Respiré con indescriptible alivio al verlo aparecer. Casanova salía de casa.
Observé detenidamente su rostro, su lenguaje corporal. Se le veía muy seguro de sí mismo.
El detective Davey Sikes subió a su coche poco después de las once de la cuarta noche. Era un hombre fuerte y atlético. Llevaba tejanos, un anorak oscuro y zapatos de lona. Su coche era un Toyota Cressida que tendría unos doce años. Aquel vehículo debía de ser el que utilizaba para sus cacerías.
«Crímenes perfectos». Estaba claro que Davey Sikes se sabía prácticamente impune. Era uno de los detectives asignados al caso (desde hacía doce años, en realidad).
Sikes era consciente de que, en cuanto pasasen a hacerse cargo del caso, los federales investigarían a todos los miembros de la policía local. Pero tenía preparada su perfecta coartada. Incluso alteró la fecha de uno de los secuestros para «probar» que estaba fuera de la ciudad cuando se cometió.
Me preguntaba si Sikes se atrevería a secuestrar a otra mujer ahora. ¿Habría ya acechado a alguna? ¿Cómo se sentía? ¿Qué pensaba en aquellos momentos, mientras salía con su Toyota de aquella zona residencial de Durham? ¿Echaba de menos a Rudolph? ¿Continuaría con el juego o lo dejaría? ¿Podría detenerse?
Ardía en deseos de atraparlo. Desde el principio, Sampson me advirtió de que corría el riesgo de hacer de aquel caso algo personal; de convertirlo en una venganza. Y estaba en lo cierto.
Trataba de imaginar qué pensaba Casanova. Sospechaba que ya debía de haber elegido a su víctima, aunque aún no se hubiese atrevido a secuestrarla. ¿Sería otra estudiante bonita e inteligente? Quizá ahora cambiase de tipo de mujer. Aunque lo dudaba.
Lo seguí por las oscuras y desiertas calles del suroeste de Durham. Me latía el corazón con tal fuerza que me dolía el pecho. Iría con los faros apagados mientras Davey Sikes siguiese por calles secundarias. A lo mejor, después de mi extenuante espera, no iba más que a comprar cigarrillos y cerveza.

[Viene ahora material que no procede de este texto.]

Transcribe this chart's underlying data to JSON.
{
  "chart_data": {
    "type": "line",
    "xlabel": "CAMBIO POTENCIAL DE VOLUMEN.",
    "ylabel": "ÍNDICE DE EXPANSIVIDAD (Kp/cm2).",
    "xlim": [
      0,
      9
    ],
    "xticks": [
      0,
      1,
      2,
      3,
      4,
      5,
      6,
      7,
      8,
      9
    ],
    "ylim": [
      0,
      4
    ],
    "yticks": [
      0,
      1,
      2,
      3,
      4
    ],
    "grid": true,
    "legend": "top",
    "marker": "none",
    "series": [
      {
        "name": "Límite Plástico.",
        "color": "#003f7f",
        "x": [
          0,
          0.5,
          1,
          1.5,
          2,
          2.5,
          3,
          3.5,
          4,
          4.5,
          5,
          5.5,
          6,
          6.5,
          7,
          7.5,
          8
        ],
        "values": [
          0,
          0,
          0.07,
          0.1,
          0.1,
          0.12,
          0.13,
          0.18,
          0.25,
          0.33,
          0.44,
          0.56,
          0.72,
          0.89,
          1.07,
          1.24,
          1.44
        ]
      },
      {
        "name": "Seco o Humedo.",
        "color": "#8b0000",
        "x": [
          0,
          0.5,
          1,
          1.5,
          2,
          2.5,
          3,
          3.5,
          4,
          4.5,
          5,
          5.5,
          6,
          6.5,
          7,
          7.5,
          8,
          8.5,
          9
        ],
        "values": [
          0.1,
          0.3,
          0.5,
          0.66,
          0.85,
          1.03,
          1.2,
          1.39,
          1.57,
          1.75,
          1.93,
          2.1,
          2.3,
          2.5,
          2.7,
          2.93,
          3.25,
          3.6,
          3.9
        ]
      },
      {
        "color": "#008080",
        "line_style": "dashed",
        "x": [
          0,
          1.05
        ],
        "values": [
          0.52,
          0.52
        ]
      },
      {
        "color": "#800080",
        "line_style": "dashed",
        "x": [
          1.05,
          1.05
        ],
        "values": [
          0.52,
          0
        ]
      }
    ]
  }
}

Creía saber qué ocurrió en 1981, con lo que, probablemente, habría resuelto también el caso del asesino de Roe y Tom, que tanto afectó al mundo universitario de Durham y de Chapel Hill. Will Rudolph había planeado y ejecutado los violentos asesinatos sexuales cuando era estudiante. Se había «enamorado» de Roe Tierney, pero ella prefería a las estrellas del rugby. Al detective Davey Sikes le correspondió interrogar a Rudolph durante la consiguiente investigación. Y por algún extraño mecanismo mental, empezó a compartir su propia y sórdida tendencia con el brillante estudiante de medicina. Se habían conocido. Ambos necesitaban desesperadamente compartir su secreta necesidad con alguien. Y de pronto se unieron en una espantosa simbiosis.
Ahora, yo había matado a su otra mitad, a su único amigo. ¿Querría Davey Sikes vengar su muerte matándome a mí? ¿Sabría que iba tras él? ¿Qué pensaba en aquellos momentos?
No me bastaba con detenerlo. Necesitaba descubrir cómo pensaba.
Casanova enlazó con la interestatal 40 en dirección a Gardner y McCullers. Como el tráfico era bastante denso, pude seguirlo con relativa seguridad, mezclado en un grupo de cuatro o cinco vehículos. De momento, todo iba bien. Detective contra detective.
Dejó la interestatal por la salida 35, la de McCullers, sin rebasar en ningún momento los 50 km/h. Eran más de las once y media.
Iba a cargármelo aquella misma noche, costase lo que costase. Pese a mi profesión, no había matado nunca a nadie. Pero esta vez era algo personal.